People are linked, but each of us is a singular entity. It's poetic and true: I am the only one of me and you're the only one of you. I'm an island and you're an island, too. An island, by its virtue, stands alone.
A fixed-link, even if it's virtual or wireless, only diminishes the character, quality, and viability of an island. Thanks to portable, personal electronics, people are never really alone any more and it's counter-productive.
Being alone in a vehicle, for example, has been entirely changed by technology. Until recently, traveling meant isolation: a perfect place to plot or ponder, but gadgets have changed that. The stresses of home and office are suddenly travel companions and driving is impaired, as is life. A walk in the woods suffers the same shame.
Humans have adapted, successfully until now, spending huge amounts of time hiding, hunting, or working silently with time to think. To solve, absolve, resolve, and improve, one requires time uninterrupted, alone with one's thoughts, thinking things through thoughtfully.
Cavemen undoubtedly would have eventually killed a blabbermouth, focus-deficient, chronically-texting idiot to save the tribe.
Gadgets easily, dangerously, take us from the moment, where life is lived and learned. I know a father who spends most of his time with his children reading or texting from a Blackberry. He thinks it's productive. However, a chance to appreciate, sooth, or bond to his children is squandered on a gizmo.
Dad makes a lot of money, so ostensibly he's successful, but the poor fool doesn't know the price of distraction. He will.
Islands though we may be, there's a human craving - a need - to communicate, but it has to be meaningful. Don't kid yourself or your kids: texting isn't talking; an email is not an embrace; Facebook isn't face to face; and families don't bond on phones.
Ironically, the demise of genuine connection has been aided and abetted by the explosion of "communication devices." It's also been astonishing how quickly the communication gadgets have morphed into vanity vehicles. Everyone suddenly considers everything they do, say, or think worth sharing with everybody.
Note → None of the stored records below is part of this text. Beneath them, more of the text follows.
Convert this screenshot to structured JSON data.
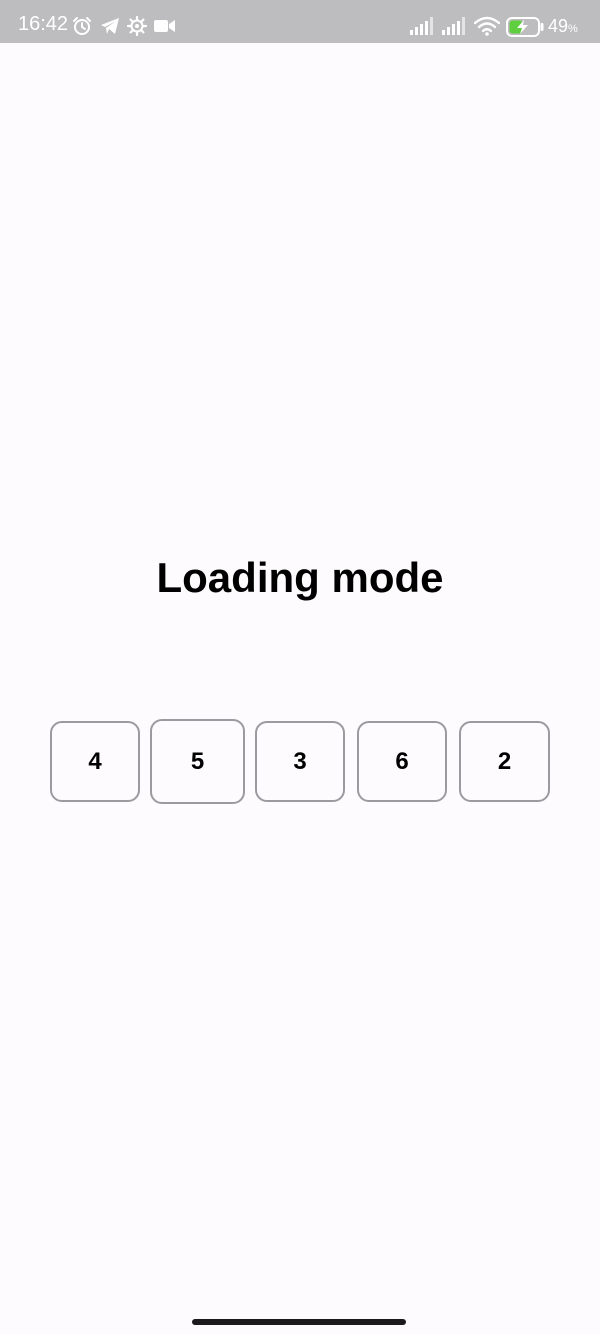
{
  "status_bar": {
    "time": "16:42",
    "battery_percent": "49",
    "battery_percent_sign": "%",
    "left_icons": [
      "alarm-icon",
      "telegram-icon",
      "settings-icon",
      "video-camera-icon"
    ],
    "right_icons": [
      "signal-icon",
      "signal-icon",
      "wifi-icon",
      "battery-charging-icon"
    ],
    "battery_level": 0.49,
    "battery_fill_color": "#5fcf3f"
  },
  "main": {
    "title": "Loading mode",
    "digits": [
      "4",
      "5",
      "3",
      "6",
      "2"
    ]
  },
  "colors": {
    "background": "#fdfbfd",
    "status_bar": "#bdbcbe",
    "box_border": "#9c9a9e",
    "text": "#000000"
  }
}
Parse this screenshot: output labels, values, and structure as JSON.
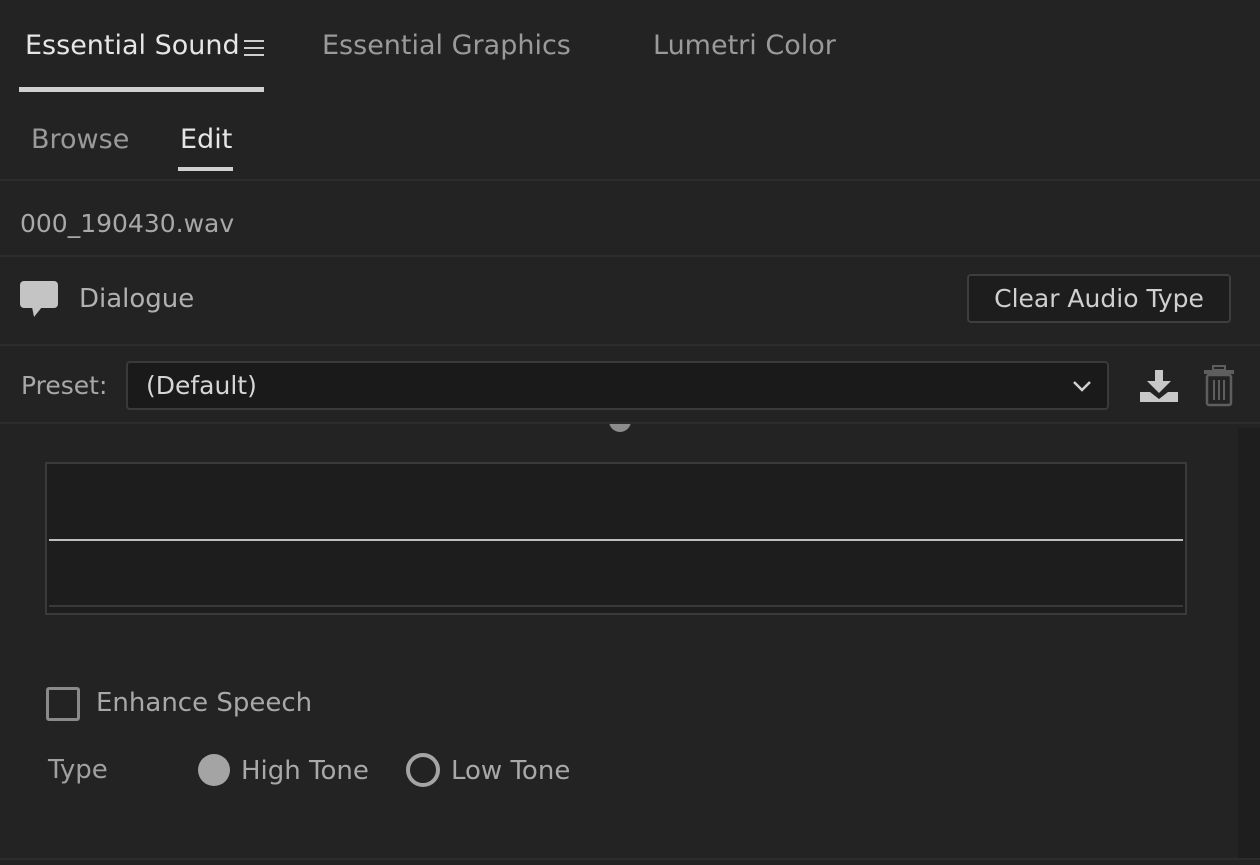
{
  "panel_tabs": {
    "essential_sound": "Essential Sound",
    "essential_graphics": "Essential Graphics",
    "lumetri_color": "Lumetri Color"
  },
  "sub_tabs": {
    "browse": "Browse",
    "edit": "Edit"
  },
  "clip": {
    "name": "000_190430.wav"
  },
  "audio_type": {
    "icon": "speech-bubble-icon",
    "label": "Dialogue",
    "clear_button": "Clear Audio Type"
  },
  "preset": {
    "label": "Preset:",
    "value": "(Default)"
  },
  "enhance_speech": {
    "label": "Enhance Speech",
    "checked": false
  },
  "type": {
    "label": "Type",
    "options": [
      {
        "label": "High Tone",
        "selected": true
      },
      {
        "label": "Low Tone",
        "selected": false
      }
    ]
  },
  "colors": {
    "background": "#232323",
    "text": "#a8a8a8",
    "active_text": "#e6e6e6"
  }
}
Along with smaller families and more indulged children, constant blogging, posting, texting, and twittering has resulted in a society of self-obsessed narcissists. "The Narcissism Epidemic: Living in the Age of Entitlement" is a recently released book designed to explain and help non-narcissists cope with the disaster.
It's true that one learns best when one learns to shut up, listen, and think, but sadly, that's no longer fashionable. Deference for experience and knowledge isn't chic, anymore, either. The growing trend is to forgo learning and express at will.
As with fast food and McMansions, quality of communication has been forsaken for convenience and gluttony. The Information Age is something to celebrate, certainly, but be mindful of hangovers and after affects. Faith in false profits, like Bernie Madoff's, and false prophets, like Apples and Blackberries, has discernible drawbacks.
We worship technology and self-expression at our own peril. Rome is burning while Nero Twitters. rm brnz nro twtrs. ttfn.